Di internet, il sistema adotta anche la filosofia: oltre a connettere i sistemi e le tecnologie, punta a mettere in comunicazione anche gli utenti, tra loro e con i fornitori di energia. Ai consumatori sarà data la possibilità di prendere parte all’ottimizzazione delle operazioni di erogazione di elettricità. Inoltre, agli utenti saranno fornite maggiori informazioni sul funzionamento dei sistemi, per aumentare la trasparenza del settore e permettere loro di scegliere consapevolmente quale fonte energetica sfruttare.

L’obiettivo finale è quello di integrare perfettamente le due reti, quella tradizionale e quella da fonti sostenibili, in maniera tale che l’intero campus possa sfruttare energia rinnovabile al 100% delle proprie esigenze. I problemi, ovviamente, non mancano. Il principale è quello dell’immagazzinamento di energia e dei cali di tensione inevitabili di notte o in condizioni meteo poco favorevoli: “L’energia solare è intermittente e difficile da immagazzinare. Basta il passaggio di una nuvola perché l’intensità dell’energia crolli del 60% in pochi secondi: la rete esistente non è stata pensata per avere questi scompensi”.

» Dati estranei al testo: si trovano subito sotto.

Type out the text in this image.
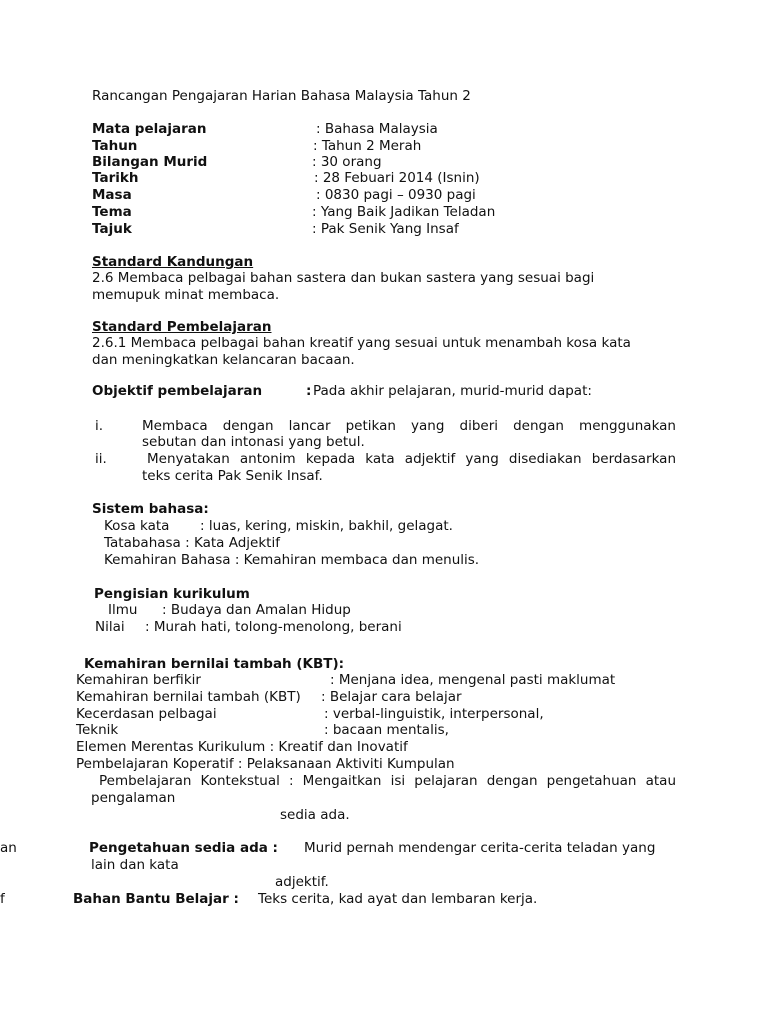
Rancangan Pengajaran Harian Bahasa Malaysia Tahun 2
Mata pelajaran	: Bahasa Malaysia
Tahun	: Tahun 2 Merah
Bilangan Murid	: 30 orang
Tarikh	: 28 Febuari 2014 (Isnin)
Masa	: 0830 pagi – 0930 pagi
Tema	: Yang Baik Jadikan Teladan
Tajuk	: Pak Senik Yang Insaf
Standard Kandungan
2.6 Membaca pelbagai bahan sastera dan bukan sastera yang sesuai bagi
memupuk minat membaca.
Standard Pembelajaran
2.6.1 Membaca pelbagai bahan kreatif yang sesuai untuk menambah kosa kata
dan meningkatkan kelancaran bacaan.
Objektif pembelajaran	: Pada akhir pelajaran, murid-murid dapat:
i.	Membaca dengan lancar petikan yang diberi dengan menggunakan
sebutan dan intonasi yang betul.
ii.	Menyatakan antonim kepada kata adjektif yang disediakan berdasarkan
teks cerita Pak Senik Insaf.
Sistem bahasa:
Kosa kata : luas, kering, miskin, bakhil, gelagat.
Tatabahasa : Kata Adjektif
Kemahiran Bahasa : Kemahiran membaca dan menulis.
Pengisian kurikulum
Ilmu : Budaya dan Amalan Hidup
Nilai : Murah hati, tolong-menolong, berani
Kemahiran bernilai tambah (KBT):
Kemahiran berfikir	: Menjana idea, mengenal pasti maklumat
Kemahiran bernilai tambah (KBT) : Belajar cara belajar
Kecerdasan pelbagai	: verbal-linguistik, interpersonal,
Teknik	: bacaan mentalis,
Elemen Merentas Kurikulum : Kreatif dan Inovatif
Pembelajaran Koperatif : Pelaksanaan Aktiviti Kumpulan
Pembelajaran Kontekstual : Mengaitkan isi pelajaran dengan pengetahuan atau
pengalaman
sedia ada.
an	Pengetahuan sedia ada : Murid pernah mendengar cerita-cerita teladan yang
lain dan kata
adjektif.
f	Bahan Bantu Belajar : Teks cerita, kad ayat dan lembaran kerja.
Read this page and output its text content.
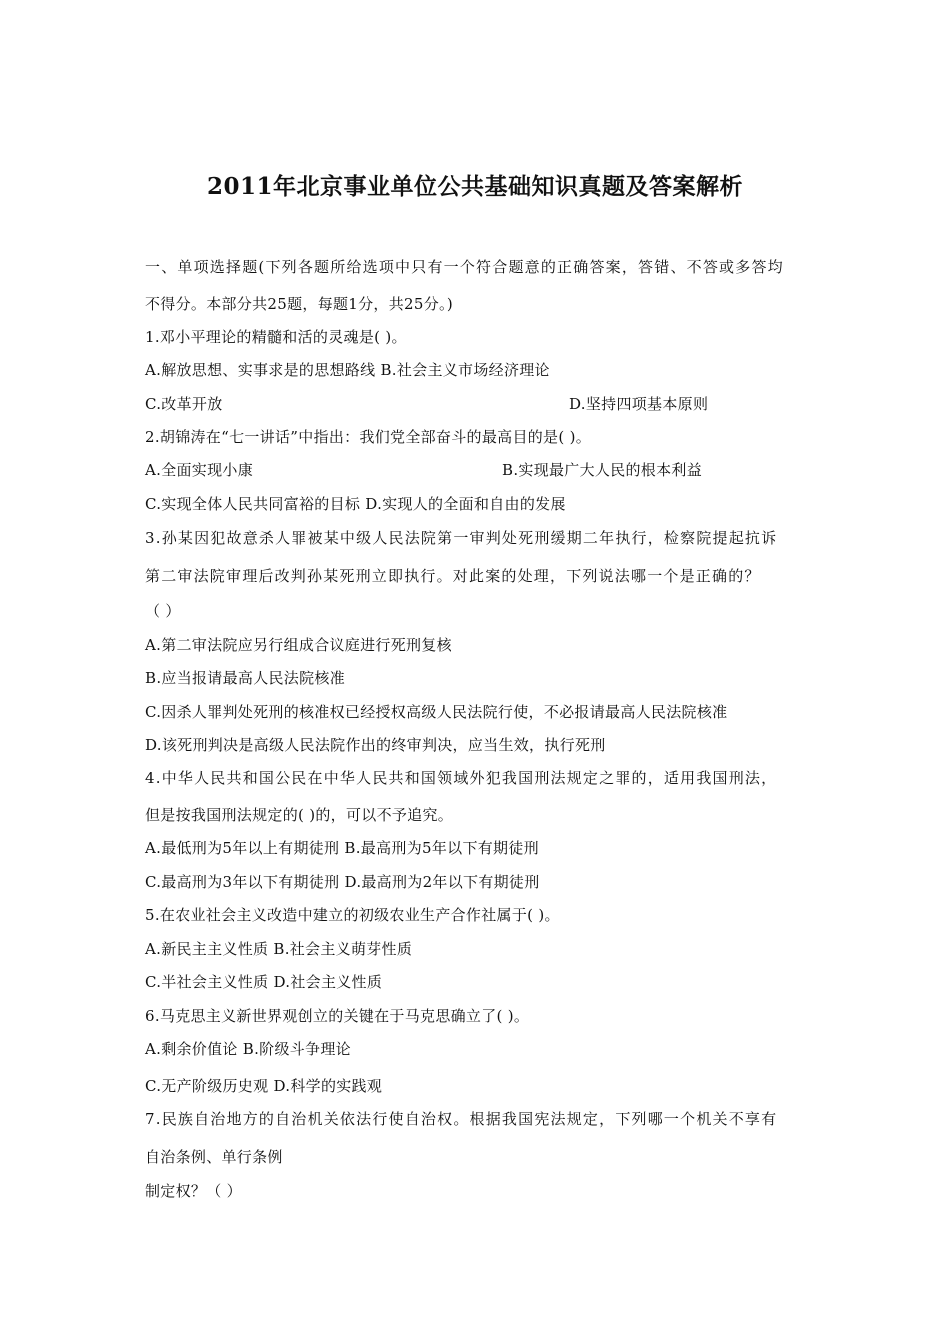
2011年北京事业单位公共基础知识真题及答案解析
一、单项选择题(下列各题所给选项中只有一个符合题意的正确答案，答错、不答或多答均
不得分。本部分共25题，每题1分，共25分。)
1.邓小平理论的精髓和活的灵魂是( )。
A.解放思想、实事求是的思想路线 B.社会主义市场经济理论
C.改革开放	D.坚持四项基本原则
2.胡锦涛在“七一讲话”中指出：我们党全部奋斗的最高目的是( )。
A.全面实现小康	B.实现最广大人民的根本利益
C.实现全体人民共同富裕的目标 D.实现人的全面和自由的发展
3.孙某因犯故意杀人罪被某中级人民法院第一审判处死刑缓期二年执行，检察院提起抗诉
第二审法院审理后改判孙某死刑立即执行。对此案的处理，下列说法哪一个是正确的？
（ ）
A.第二审法院应另行组成合议庭进行死刑复核
B.应当报请最高人民法院核准
C.因杀人罪判处死刑的核准权已经授权高级人民法院行使，不必报请最高人民法院核准
D.该死刑判决是高级人民法院作出的终审判决，应当生效，执行死刑
4.中华人民共和国公民在中华人民共和国领域外犯我国刑法规定之罪的，适用我国刑法，
但是按我国刑法规定的( )的，可以不予追究。
A.最低刑为5年以上有期徒刑 B.最高刑为5年以下有期徒刑
C.最高刑为3年以下有期徒刑 D.最高刑为2年以下有期徒刑
5.在农业社会主义改造中建立的初级农业生产合作社属于( )。
A.新民主主义性质 B.社会主义萌芽性质
C.半社会主义性质 D.社会主义性质
6.马克思主义新世界观创立的关键在于马克思确立了( )。
A.剩余价值论 B.阶级斗争理论
C.无产阶级历史观 D.科学的实践观
7.民族自治地方的自治机关依法行使自治权。根据我国宪法规定，下列哪一个机关不享有
自治条例、单行条例
制定权？（ ）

Per ovviare a questo problema, il 18 agosto arriverà nel campus un oggetto altamente tecnologico dalla Germania, prodotto appositamente dall’azienda svizzera Leclanché. Grande quanto un container di 12 metri, si tratta di una batteria al titanato di litio da 1 MW, composta da 800mila celle per 40 tonnellate di peso. Sarà in grado di immagazzinare energia sufficiente per alimentare per un giorno intero le abitazioni di un migliaio di persone.

Il nuovo sistema è attualmente operativo solo su modelli virtuali, ma i ricercatori hanno effettuato anche una serie di test sul campo. Per esempio, il palazzo dove lavorano Paolone e il suo team è già dotato di pannelli solari controllati attraverso un sistema di smart grid micro: l’edificio, ad oggi, è completamente indipendente dal punto di vista energetico.